The Status register contains the arithmetic status of the ALU, the Reset status and the bank select bits for data memory, The Status register can be the destination for any instruction, as with any other register. If the Status register is the destination for an instruction that affects the Z, DC or C bits, then the write to these three bits is disabled. These bits are set or cleared according to the device logic. Furthermore, the TO and PD bits are not writable, therefore, the result of an instruction with the Status register as destination may be different than intended. For example, CLRF STATUS, will clear the upper three bits and set the Z bit. This leaves the Status register as 000u u1uu (where u = unchanged). It is recommended, therefore, that only BCF, BSF, SWAPF and MOVWF instructions are used to alter the Status register because these instructions do not affect the Z, C or DC bits from the Status register. For other instructions not affecting any Status bits e, the result of an instruction with the Status register as destination may be different than intended.

The Program Counter (PC) is 13 bits wide. The low byte comes from the PCL register which is a readable and writable register. The upper bits (PC<12:8>) are not readable but are indirectly writable through the PCLATH register. On any Reset, the upper bits of the PC will be cleared. Figure 2-4 shows the two situations for the loading of the PC. The upper example in the figure shows how the PC is loaded on a write to PCL (PCLATH<4:0> → PCH). The lower example in the figure shows how the PC is loaded during a CALL or GOTO instruction (PCLATH<4:3> → PCH). The stack operates as a circular buffer. This means that after the stack has been PUSHed eight times, the ninth push overwrites the value that was stored from the first push. The tenth push overwrites the second push (and so on). PIC16F7X7 devices are capable of addressing a con- been PUSHed eight times, the ninth push overwrites the value that was stored from the first push. The tenth push overwrites the second push (and so on). tinuous 8K word block of program memory. The CALL and GOTO instructions provide only 11 bits of address to allow branching within any 2K program memory page. When doing a CALL or GOTO instruction, the upper 2 bits of the address are provided by PCLATH<4:3>.

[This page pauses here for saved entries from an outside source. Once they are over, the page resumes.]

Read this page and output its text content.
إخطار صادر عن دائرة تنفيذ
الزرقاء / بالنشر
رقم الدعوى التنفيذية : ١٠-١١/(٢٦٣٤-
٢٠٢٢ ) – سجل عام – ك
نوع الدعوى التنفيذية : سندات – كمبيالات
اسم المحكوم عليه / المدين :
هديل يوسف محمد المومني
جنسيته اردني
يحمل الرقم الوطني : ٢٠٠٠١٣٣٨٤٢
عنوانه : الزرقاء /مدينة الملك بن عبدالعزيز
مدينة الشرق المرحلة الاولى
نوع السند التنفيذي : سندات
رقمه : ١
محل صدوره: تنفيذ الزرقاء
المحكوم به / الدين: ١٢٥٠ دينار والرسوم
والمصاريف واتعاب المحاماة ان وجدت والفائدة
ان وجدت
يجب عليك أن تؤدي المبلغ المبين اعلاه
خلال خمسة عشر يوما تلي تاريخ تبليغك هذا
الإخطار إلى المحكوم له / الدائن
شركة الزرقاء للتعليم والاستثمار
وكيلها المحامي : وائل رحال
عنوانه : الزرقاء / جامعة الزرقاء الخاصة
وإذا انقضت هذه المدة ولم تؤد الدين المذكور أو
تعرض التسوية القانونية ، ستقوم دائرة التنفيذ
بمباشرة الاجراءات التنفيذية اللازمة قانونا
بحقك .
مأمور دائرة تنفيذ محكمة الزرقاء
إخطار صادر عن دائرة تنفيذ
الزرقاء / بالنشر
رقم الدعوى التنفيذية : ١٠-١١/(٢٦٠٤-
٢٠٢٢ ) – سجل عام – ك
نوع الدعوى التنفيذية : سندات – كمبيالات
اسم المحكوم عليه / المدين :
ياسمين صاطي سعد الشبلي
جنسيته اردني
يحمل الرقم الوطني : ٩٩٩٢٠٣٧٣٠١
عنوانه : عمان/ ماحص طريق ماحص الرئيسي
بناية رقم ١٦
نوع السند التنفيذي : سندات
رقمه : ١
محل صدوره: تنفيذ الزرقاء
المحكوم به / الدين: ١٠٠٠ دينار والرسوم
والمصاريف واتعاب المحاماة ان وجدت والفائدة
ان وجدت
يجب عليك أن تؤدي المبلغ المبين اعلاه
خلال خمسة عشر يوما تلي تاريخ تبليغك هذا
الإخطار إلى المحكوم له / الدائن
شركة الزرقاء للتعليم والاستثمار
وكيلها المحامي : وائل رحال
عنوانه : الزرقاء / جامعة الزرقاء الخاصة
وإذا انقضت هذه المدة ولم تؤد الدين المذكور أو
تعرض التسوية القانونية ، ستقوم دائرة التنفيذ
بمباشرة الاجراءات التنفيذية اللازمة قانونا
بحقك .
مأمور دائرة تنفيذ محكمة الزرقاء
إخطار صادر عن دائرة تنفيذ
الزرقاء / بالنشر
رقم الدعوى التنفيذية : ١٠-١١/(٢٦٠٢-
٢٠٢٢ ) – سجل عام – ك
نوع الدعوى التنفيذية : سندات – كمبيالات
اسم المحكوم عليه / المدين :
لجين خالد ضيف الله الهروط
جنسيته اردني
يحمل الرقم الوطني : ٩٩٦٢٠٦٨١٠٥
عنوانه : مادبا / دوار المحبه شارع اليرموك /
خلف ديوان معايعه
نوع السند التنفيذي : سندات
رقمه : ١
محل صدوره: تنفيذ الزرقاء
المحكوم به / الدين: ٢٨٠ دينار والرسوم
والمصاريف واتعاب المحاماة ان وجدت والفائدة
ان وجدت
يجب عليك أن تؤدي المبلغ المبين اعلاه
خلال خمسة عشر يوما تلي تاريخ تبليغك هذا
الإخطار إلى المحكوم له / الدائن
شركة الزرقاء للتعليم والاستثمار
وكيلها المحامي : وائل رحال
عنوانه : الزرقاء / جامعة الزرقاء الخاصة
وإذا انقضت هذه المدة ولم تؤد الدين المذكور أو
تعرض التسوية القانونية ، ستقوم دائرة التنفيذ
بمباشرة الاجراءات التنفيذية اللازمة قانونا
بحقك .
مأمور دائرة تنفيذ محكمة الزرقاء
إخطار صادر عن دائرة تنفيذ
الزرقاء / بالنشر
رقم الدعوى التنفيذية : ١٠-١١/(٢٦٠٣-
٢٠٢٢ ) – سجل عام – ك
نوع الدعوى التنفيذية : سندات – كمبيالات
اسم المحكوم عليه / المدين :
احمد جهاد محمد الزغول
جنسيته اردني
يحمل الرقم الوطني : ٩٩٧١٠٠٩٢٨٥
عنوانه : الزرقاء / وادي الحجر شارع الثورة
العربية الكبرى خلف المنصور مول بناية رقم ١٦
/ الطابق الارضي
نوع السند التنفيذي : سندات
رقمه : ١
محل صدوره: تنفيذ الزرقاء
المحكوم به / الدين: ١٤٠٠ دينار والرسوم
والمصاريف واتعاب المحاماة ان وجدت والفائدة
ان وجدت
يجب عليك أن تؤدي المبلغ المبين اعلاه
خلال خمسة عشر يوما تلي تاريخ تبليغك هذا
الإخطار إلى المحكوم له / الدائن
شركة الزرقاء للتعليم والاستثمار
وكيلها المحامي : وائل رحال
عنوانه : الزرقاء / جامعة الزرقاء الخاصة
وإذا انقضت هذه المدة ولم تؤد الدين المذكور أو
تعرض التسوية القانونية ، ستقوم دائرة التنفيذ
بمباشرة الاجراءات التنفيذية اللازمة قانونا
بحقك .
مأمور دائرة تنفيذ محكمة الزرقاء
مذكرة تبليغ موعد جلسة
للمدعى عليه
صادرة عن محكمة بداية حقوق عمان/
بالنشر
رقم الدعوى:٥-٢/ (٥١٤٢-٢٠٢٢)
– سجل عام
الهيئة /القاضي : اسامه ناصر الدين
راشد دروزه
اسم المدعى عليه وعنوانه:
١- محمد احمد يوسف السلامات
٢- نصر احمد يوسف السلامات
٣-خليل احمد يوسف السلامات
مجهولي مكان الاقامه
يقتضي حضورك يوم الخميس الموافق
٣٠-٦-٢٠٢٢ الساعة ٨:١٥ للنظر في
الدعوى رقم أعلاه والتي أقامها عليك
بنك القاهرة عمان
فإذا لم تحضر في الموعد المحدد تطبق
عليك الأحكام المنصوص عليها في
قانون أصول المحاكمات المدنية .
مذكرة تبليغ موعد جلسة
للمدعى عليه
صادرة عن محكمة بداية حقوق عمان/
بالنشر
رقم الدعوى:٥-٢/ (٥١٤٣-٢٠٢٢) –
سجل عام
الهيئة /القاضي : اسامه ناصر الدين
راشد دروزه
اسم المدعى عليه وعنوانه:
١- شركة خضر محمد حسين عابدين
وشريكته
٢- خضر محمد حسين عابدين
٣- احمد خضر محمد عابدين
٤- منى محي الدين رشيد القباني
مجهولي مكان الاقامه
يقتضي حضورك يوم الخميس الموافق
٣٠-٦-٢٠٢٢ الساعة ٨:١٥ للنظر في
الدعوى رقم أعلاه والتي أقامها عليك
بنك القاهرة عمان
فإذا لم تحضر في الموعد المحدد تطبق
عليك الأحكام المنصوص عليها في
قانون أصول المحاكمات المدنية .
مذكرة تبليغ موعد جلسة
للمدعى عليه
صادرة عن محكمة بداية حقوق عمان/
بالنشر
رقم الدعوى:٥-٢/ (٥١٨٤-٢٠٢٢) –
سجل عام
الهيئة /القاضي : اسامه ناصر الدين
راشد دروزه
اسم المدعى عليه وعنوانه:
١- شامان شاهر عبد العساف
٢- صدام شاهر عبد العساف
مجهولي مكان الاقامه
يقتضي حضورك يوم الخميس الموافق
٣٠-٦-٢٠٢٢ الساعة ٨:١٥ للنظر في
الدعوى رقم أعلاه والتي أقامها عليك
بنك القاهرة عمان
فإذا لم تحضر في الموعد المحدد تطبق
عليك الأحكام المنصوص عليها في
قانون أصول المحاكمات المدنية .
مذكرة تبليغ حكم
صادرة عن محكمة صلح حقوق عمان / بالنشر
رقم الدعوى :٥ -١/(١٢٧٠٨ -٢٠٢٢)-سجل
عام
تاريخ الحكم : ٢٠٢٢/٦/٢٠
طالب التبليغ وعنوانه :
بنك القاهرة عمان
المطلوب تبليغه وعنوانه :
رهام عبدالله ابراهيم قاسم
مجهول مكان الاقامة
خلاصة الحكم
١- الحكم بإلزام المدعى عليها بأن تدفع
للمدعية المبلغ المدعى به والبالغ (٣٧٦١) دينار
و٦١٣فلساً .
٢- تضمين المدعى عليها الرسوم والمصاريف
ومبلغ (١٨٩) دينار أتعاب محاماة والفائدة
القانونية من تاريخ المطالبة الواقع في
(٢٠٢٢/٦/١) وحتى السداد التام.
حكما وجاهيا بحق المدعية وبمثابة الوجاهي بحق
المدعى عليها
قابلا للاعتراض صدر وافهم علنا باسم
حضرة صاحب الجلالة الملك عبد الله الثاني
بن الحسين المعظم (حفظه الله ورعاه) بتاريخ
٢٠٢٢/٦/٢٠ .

The fundamental purpose of performing a targeted attack to break the security of a protected PIC16F777 is to protect decades of investment in specialized machinery and industrial assets. For many end users, the ability to retrieve a heximal archive from a locked MCU is the only viable path to clone or duplicate essential components when the original vendor no longer provides support. By deciding to decode or hack the secured architecture of an existing chip, organizations can successfully duplicate their vital firmware onto fresh hardware, effectively bypassing the constraints of a locked or encrypted environment. Our expertise allows you to duplicate the flash and eeprom data from any embedded controller, ensuring that the binary logic is preserved with 100% accuracy. This ensures that the program remains a functional asset, preventing the catastrophic loss of proprietary algorithms stored within the memory.

Ultimately, our recovery service provides the end user with total autonomy over their hardware maintenance and software lifecycle. Instead of facing the daunting task of rewriting complex source code from scratch, you can simply retrieve the heximal file and clone the locked program directly onto a replacement MCU. We specialize in the surgical precision required to decapsulate and attack these high-security components, ensuring that the binary data is handled with the highest level of integrity. By providing a reliable way to decode and duplicate the firmware of a secured PIC16F777, we turn a protected archive into a functional reality once again. Our commitment is to ensure that your data, memory, and program files remain accessible, regardless of the protective measures originally placed upon the silicon, guaranteeing that your critical infrastructure stays operational well into the future.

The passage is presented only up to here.